Other Capture Modes and Other Type. Attempt to handle an “other” field. “Other” decreases data integrity. “Other” should be used as a place to enter something not in the list. Then groups like this can look for patterns that evolve in those fields to improve the lists. This method will become standard at Casrai and versioning would be instated as the lists expand and improve. At the end of a cycle, funders (for example) as Casrai members, would submit whatever data they collected with regard to the standard so a new version of the standard can be created and over time, “other” fields can be phased out. It should, over time, improve data quality.

Data Types and Data Capture Modes overlap. For example, Survey is part of both. Is this a concern? Conceptually they’re different elements, but values seem too similar. We can address offline with either a corrected list, or perhaps one isn’t needed in the profile. Action: Sheri can look back to find info on these two lists to see where they came from.

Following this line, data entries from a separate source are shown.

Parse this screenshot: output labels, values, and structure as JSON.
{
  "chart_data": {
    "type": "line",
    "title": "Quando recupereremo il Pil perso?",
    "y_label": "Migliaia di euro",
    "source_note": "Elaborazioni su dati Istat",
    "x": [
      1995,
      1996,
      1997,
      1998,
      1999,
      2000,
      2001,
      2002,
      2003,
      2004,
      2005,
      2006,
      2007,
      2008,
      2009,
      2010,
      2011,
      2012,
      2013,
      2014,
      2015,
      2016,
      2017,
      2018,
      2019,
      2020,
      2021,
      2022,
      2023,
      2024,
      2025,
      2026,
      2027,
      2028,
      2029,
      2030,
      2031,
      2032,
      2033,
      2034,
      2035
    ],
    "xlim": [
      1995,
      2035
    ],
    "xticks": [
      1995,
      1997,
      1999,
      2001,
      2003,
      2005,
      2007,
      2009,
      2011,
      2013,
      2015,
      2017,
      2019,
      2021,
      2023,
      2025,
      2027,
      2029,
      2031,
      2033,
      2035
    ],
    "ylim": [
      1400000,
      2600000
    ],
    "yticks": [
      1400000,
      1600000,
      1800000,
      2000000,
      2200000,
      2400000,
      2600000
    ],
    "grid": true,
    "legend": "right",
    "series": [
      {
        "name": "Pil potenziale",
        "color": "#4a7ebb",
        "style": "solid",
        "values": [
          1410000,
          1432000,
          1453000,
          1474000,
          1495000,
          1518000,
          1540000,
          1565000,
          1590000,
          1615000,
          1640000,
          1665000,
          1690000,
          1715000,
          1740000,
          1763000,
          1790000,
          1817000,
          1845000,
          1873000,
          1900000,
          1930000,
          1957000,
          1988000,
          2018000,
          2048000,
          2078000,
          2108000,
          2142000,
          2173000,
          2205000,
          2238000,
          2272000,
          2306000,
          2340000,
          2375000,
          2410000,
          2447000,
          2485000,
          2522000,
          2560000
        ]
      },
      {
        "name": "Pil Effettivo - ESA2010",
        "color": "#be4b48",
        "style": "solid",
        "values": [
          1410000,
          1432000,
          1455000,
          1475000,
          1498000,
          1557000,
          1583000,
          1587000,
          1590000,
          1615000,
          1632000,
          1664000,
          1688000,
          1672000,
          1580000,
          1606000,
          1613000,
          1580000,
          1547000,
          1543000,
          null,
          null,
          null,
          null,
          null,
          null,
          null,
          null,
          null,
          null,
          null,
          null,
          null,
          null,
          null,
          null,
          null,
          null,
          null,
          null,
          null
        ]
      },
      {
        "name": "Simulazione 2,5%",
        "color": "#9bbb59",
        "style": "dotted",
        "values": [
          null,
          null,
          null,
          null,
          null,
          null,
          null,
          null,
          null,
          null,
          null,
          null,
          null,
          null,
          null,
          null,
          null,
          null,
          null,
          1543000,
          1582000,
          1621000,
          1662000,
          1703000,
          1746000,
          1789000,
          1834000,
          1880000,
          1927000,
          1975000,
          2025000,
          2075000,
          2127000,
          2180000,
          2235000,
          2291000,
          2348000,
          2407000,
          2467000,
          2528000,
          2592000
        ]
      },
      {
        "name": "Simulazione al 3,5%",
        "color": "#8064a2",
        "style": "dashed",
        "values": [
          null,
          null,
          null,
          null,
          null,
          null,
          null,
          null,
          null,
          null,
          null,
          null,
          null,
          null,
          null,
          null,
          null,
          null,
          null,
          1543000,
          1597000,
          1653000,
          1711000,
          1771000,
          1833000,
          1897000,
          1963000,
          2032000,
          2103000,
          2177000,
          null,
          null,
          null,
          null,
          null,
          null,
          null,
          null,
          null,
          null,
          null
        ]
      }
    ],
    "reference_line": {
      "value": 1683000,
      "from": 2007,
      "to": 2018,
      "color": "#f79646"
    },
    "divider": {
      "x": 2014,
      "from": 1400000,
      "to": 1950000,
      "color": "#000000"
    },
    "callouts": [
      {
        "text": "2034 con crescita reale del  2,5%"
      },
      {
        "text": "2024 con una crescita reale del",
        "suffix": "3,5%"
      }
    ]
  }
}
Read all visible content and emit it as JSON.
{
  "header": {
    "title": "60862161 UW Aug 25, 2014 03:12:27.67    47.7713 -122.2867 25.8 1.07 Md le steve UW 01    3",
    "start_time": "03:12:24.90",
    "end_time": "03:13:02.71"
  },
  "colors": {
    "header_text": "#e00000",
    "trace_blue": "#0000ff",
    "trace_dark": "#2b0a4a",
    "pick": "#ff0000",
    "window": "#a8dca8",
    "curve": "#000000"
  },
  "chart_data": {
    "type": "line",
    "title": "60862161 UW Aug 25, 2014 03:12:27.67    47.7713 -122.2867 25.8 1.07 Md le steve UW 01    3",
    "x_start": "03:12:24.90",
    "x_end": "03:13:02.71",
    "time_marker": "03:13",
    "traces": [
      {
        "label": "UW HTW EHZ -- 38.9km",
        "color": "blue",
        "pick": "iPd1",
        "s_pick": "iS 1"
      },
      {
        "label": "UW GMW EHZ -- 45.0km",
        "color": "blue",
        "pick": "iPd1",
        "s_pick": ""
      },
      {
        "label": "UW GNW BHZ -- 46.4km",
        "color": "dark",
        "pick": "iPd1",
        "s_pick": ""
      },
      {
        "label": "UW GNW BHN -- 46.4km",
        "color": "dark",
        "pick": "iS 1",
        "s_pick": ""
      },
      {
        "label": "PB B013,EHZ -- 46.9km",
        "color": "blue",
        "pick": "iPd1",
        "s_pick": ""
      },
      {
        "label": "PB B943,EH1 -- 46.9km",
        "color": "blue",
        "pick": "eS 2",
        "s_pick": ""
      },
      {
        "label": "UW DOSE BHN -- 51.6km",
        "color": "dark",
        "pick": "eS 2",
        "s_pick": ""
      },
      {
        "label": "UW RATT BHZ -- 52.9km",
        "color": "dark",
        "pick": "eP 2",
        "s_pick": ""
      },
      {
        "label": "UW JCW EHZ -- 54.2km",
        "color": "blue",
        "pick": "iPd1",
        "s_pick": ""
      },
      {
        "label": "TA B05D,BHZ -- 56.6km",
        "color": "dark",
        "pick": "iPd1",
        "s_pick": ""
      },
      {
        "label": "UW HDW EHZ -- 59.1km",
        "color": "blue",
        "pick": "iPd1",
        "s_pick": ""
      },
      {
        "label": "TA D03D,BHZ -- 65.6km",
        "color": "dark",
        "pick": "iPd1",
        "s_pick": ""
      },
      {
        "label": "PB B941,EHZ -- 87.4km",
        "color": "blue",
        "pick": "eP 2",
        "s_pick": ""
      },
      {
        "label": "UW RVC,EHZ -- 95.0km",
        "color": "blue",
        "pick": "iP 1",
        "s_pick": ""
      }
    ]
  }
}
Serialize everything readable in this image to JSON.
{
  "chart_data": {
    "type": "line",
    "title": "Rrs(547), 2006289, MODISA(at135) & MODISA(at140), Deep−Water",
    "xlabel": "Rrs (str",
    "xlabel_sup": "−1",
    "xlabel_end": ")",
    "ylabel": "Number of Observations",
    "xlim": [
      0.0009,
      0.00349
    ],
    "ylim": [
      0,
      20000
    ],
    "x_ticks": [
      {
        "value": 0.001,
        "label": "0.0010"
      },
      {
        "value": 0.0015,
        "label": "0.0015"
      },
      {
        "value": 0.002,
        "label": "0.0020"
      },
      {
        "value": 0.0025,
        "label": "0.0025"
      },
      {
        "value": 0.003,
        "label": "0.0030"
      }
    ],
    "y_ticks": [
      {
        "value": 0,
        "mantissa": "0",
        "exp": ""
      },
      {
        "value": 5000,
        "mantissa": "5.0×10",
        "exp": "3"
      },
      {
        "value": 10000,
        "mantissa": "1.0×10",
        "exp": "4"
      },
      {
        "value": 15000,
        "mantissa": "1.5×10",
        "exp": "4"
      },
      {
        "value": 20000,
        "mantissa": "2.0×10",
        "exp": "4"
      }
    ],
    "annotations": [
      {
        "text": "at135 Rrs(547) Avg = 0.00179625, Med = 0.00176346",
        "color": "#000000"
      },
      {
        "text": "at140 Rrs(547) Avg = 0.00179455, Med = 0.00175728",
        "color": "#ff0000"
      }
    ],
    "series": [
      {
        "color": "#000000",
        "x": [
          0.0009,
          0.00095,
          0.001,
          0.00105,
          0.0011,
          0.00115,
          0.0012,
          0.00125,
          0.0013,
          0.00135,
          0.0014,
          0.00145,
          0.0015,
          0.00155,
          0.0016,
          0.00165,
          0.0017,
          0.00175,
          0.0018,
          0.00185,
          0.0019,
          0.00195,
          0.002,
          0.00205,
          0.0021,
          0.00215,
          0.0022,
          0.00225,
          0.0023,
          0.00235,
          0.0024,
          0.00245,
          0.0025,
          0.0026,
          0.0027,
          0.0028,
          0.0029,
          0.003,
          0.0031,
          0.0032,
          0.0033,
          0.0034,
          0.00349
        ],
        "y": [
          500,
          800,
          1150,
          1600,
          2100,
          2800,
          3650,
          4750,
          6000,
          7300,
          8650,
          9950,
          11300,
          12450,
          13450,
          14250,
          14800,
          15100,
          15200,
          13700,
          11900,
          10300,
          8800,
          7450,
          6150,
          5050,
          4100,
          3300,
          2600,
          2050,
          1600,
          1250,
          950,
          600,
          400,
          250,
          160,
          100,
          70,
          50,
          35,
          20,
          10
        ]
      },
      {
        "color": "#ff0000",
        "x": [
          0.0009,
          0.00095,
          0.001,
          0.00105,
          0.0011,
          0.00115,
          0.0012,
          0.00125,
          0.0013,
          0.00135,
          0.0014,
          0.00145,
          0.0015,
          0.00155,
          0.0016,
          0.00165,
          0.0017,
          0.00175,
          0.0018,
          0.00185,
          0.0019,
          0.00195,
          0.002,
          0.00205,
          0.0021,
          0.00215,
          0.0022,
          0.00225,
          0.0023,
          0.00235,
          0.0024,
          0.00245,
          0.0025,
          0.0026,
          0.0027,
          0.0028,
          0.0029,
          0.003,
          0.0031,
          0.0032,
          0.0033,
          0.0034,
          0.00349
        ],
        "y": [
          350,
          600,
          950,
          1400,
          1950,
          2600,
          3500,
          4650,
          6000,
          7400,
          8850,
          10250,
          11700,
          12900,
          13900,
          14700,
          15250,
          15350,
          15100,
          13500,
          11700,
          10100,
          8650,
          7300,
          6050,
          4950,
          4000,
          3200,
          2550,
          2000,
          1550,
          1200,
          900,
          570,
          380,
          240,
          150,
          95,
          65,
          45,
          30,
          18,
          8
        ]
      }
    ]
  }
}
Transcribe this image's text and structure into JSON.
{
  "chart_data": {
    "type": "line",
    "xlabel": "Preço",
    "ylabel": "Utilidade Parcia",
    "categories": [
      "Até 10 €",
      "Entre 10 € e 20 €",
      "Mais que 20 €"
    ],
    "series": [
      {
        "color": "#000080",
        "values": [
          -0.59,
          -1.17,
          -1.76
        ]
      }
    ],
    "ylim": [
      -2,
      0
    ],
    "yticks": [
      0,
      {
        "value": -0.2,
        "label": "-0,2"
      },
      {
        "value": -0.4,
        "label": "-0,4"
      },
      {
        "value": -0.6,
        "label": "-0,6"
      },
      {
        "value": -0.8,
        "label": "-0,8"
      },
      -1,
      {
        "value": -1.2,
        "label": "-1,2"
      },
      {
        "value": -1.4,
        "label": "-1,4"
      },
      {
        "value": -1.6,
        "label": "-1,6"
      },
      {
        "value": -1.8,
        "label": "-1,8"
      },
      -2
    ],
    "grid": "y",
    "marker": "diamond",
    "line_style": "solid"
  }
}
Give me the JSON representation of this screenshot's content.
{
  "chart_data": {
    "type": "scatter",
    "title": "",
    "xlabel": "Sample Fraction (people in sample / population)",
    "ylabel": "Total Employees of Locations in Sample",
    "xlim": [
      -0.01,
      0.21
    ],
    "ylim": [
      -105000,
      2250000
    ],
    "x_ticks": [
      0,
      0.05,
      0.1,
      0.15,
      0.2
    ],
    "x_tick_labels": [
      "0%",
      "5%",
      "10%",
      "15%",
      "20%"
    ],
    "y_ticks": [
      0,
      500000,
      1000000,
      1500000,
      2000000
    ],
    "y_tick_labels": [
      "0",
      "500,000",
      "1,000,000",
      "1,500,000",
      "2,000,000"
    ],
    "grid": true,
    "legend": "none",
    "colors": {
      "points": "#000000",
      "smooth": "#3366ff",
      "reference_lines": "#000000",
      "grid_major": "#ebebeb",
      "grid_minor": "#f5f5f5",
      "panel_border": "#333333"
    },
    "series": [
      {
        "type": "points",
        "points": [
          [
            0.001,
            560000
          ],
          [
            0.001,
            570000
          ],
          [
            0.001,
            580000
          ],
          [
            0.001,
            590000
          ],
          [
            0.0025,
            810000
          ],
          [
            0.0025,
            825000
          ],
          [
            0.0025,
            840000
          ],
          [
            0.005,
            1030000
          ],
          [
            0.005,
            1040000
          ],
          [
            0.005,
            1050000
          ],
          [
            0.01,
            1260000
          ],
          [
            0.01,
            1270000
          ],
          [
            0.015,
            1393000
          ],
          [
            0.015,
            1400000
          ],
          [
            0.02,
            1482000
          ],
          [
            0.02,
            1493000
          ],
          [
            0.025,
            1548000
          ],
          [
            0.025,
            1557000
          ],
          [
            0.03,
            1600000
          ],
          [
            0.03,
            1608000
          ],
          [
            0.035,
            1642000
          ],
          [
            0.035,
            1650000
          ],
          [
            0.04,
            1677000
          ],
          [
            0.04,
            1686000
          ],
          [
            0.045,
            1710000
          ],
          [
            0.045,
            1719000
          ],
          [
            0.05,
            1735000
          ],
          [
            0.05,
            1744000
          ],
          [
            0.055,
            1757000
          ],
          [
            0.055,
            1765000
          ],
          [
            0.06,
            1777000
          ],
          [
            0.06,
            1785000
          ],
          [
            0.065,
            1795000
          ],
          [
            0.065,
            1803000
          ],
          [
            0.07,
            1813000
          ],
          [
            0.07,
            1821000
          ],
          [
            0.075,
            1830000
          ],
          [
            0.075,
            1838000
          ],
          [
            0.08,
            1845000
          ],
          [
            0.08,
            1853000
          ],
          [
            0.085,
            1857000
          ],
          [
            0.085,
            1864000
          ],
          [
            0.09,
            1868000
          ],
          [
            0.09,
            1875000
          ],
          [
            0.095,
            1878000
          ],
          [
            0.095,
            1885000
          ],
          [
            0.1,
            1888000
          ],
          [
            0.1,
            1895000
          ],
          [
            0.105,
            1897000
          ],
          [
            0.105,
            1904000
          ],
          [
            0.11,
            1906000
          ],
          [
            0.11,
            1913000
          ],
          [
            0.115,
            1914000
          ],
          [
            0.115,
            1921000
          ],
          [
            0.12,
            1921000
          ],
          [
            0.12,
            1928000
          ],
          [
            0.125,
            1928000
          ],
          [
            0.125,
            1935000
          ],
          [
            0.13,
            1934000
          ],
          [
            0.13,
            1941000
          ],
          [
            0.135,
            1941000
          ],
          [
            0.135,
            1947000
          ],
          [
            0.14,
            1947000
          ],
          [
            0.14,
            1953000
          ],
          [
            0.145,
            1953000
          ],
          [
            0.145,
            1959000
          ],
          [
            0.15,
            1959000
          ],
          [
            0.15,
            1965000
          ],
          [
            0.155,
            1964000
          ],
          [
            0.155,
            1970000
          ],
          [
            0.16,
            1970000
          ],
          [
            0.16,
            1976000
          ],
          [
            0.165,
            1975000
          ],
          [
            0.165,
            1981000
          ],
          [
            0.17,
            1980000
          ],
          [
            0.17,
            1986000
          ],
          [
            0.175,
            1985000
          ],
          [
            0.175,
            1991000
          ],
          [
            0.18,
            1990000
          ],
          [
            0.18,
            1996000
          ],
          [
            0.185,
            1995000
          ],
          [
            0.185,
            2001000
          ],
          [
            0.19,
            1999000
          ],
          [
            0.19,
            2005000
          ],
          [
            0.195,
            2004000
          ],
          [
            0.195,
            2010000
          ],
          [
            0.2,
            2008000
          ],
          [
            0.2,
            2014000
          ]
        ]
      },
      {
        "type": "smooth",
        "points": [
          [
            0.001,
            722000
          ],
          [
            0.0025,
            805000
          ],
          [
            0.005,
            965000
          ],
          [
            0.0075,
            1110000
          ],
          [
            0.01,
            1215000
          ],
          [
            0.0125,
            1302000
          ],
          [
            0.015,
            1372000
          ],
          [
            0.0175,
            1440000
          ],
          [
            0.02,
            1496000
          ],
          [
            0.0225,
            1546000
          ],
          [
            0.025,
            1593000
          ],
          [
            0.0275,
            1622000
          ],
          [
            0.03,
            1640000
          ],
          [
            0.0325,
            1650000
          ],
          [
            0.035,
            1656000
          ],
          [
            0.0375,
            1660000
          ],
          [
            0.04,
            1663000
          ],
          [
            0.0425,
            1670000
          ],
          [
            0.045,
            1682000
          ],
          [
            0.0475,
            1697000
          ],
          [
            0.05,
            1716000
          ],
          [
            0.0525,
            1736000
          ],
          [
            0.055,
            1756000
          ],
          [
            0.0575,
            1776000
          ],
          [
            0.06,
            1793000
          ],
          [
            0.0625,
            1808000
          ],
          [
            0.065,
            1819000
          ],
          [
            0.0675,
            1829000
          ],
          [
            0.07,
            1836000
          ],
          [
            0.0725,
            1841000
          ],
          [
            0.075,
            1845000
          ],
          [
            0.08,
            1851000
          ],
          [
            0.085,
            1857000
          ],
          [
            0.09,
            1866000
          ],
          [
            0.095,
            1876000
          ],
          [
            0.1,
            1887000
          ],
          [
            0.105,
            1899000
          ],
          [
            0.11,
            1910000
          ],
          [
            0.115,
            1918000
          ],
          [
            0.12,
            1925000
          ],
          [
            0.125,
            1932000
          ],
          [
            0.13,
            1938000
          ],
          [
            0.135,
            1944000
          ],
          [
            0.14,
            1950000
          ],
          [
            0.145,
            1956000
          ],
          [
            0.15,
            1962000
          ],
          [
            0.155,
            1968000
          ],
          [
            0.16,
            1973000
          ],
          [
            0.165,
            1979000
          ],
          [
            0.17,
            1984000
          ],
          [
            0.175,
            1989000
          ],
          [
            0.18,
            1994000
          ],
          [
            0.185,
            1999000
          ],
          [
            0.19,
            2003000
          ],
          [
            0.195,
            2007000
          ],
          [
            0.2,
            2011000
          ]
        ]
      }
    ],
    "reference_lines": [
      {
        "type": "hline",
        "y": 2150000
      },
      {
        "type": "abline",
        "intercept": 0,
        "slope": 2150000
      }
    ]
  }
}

Lots of other comments that need to be processed, but comments will be addressed directly with the commenters offline to move closer to a final version working directly with subject experts. We’re aiming for “good enough for review” so that others can comment and improve. Some comments from original profile (Cathy Pink’s) have been moved over to the profile already. Identified by “original sheet”. (Note for example consent in the survey might have to be identified.)

Propose moving the next meeting from mid-June (16th) to the end of June. May be able to have a wrap-up at that point where a group of profiles will be presented. A wrap-up may encourage attendance. Action: David and Anna to discuss next week.

Meeting adjourned at 2:46 PM BST.